Perception and Attribution
Perception is also closely linked with another process called attribution. Attribution is a mechanism through which we observe behaviour and then attribute causes to it. According to attribution theory, once we observe behaviour we evaluate it in terms of its consensus, consistency and distinctiveness. Consensus is the extent to which other people in the same situation behave in the same way. Consistency is the degree to which the same person behaves in the same way at
different times. Distinctiveness is the extent to which the same person behaves in the same way in other situations. The forces within the person (internal) or outside the person (external) led to the behaviour.
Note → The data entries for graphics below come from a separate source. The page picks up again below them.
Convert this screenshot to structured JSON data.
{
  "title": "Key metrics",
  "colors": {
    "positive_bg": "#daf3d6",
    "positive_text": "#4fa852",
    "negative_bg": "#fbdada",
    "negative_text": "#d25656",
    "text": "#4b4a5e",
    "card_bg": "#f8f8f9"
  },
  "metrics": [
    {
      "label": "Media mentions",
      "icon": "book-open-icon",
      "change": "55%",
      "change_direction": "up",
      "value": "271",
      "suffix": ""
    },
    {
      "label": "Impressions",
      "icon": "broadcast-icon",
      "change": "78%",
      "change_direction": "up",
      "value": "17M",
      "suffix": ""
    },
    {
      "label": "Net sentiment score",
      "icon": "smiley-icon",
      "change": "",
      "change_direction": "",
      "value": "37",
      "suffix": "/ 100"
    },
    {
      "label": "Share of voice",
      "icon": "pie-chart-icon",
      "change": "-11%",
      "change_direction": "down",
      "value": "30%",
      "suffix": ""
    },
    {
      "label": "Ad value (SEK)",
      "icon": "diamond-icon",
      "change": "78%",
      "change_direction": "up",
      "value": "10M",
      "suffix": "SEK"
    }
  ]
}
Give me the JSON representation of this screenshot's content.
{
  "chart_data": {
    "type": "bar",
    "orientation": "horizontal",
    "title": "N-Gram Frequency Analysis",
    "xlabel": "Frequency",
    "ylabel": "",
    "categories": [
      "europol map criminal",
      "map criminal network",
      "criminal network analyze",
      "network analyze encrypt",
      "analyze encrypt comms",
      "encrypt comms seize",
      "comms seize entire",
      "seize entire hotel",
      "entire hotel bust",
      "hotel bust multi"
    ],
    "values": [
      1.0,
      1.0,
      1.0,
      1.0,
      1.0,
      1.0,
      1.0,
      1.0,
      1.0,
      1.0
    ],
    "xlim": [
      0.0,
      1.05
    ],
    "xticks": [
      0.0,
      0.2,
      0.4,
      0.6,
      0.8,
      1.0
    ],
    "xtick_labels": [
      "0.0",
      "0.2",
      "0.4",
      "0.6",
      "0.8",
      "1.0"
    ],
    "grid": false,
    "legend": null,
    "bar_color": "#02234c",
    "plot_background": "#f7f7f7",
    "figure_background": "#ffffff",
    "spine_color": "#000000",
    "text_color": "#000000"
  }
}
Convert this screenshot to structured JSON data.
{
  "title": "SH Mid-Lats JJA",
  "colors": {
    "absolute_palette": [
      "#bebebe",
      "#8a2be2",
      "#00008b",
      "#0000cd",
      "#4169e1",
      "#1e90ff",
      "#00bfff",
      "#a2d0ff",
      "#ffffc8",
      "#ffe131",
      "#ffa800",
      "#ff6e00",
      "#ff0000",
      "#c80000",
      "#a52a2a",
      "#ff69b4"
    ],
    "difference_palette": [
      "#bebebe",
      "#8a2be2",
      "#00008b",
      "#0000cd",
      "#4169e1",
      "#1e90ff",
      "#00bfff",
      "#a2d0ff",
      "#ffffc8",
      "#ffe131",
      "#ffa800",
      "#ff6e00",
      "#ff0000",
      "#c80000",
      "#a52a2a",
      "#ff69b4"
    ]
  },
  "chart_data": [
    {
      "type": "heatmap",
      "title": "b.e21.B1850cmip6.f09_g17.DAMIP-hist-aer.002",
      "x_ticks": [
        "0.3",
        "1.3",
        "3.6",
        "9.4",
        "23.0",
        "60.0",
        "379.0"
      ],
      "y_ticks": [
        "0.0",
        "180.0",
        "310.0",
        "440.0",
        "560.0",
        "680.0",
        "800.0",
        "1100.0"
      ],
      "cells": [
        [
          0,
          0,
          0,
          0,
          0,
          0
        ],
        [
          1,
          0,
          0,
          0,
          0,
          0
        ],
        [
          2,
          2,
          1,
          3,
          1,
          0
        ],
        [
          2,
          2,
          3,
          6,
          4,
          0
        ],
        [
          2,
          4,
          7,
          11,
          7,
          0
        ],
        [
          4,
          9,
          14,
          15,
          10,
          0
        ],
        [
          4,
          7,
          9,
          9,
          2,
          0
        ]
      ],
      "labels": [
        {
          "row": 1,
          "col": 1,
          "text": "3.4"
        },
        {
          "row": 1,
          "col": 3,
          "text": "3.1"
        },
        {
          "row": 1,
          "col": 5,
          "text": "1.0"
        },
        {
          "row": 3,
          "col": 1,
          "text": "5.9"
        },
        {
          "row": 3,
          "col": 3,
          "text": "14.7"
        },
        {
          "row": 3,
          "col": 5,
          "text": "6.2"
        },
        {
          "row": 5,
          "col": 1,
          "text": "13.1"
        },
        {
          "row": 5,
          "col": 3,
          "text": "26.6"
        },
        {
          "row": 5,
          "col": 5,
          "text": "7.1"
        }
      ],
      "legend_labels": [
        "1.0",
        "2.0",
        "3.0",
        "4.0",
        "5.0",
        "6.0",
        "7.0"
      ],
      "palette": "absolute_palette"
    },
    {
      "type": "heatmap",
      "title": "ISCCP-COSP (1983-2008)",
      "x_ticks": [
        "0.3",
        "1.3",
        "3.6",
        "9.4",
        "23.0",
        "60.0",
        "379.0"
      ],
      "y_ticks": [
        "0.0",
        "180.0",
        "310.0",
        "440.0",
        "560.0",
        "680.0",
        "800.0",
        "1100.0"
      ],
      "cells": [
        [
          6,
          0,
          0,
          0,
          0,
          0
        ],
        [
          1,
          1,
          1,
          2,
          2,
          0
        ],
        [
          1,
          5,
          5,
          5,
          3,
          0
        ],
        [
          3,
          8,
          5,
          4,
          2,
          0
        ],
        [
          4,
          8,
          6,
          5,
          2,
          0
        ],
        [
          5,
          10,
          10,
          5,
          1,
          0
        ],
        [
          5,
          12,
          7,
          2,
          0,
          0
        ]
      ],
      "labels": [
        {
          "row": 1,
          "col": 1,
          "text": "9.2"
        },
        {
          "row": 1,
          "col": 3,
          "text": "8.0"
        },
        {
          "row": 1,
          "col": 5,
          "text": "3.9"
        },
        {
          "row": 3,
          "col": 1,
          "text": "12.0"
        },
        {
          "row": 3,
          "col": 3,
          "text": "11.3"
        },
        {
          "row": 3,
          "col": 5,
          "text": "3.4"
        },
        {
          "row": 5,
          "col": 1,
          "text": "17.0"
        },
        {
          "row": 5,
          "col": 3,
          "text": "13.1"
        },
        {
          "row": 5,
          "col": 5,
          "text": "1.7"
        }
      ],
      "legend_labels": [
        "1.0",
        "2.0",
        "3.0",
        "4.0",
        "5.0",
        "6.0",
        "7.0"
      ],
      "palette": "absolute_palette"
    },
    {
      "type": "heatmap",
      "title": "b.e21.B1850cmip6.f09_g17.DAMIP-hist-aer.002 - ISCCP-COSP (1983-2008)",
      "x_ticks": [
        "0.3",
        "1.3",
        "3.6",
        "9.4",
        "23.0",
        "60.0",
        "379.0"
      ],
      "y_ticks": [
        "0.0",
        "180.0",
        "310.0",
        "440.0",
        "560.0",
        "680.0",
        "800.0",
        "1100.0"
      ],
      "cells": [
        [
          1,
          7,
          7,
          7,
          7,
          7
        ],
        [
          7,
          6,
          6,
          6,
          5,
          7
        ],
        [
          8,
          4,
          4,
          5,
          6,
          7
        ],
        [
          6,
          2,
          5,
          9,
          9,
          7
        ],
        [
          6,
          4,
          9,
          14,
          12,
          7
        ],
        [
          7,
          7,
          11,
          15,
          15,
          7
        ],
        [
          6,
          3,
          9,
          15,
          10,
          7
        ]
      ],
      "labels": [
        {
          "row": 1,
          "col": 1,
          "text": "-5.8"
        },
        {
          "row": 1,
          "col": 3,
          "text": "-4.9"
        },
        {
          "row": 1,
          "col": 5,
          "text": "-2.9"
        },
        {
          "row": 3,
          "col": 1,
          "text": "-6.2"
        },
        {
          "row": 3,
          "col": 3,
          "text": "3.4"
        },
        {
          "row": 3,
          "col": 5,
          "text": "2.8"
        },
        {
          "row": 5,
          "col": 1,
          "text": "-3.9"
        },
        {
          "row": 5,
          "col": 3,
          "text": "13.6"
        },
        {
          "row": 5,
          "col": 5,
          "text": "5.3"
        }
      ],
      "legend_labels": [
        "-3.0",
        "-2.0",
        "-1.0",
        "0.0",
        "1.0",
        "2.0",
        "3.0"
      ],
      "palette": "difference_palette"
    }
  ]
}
For instance, if you observe that an employee is much more motivated than the people around her (low consensus), is consistently motivated (high consistency), and seems to work hard no matter what the task (low distinctiveness) you might conclude that internal factors are causing
the behaviour. Another example, is that suppose a manager observes that an employee is late for a meeting, the manager might realise that this employee is the only one who is late (low consensus), recall that he is often late for other meetings (high consistency), and subsequently recall that the same employee is sometimes late for work (low distinctiveness). This pattern of attributions might
cause the manager to decide that the individual’s behaviour is something that should be changed. At this point, the manager might meet with the subordinate to establish some punitive consequences for future tardiness.
Impression Management
Whereas social perception is concerned with how one individual perceives other individuals, impression management is the process by which people attempt to manage or control the perceptions others form of them. There is often a tendency for people to try to present themselves in such a way as to impress others in a socially desirable way. Thus, impression management has considerable implications for areas such as the validity of performance appraisals and a pragmatic, political tool for one to climb the ladder of success in organisations.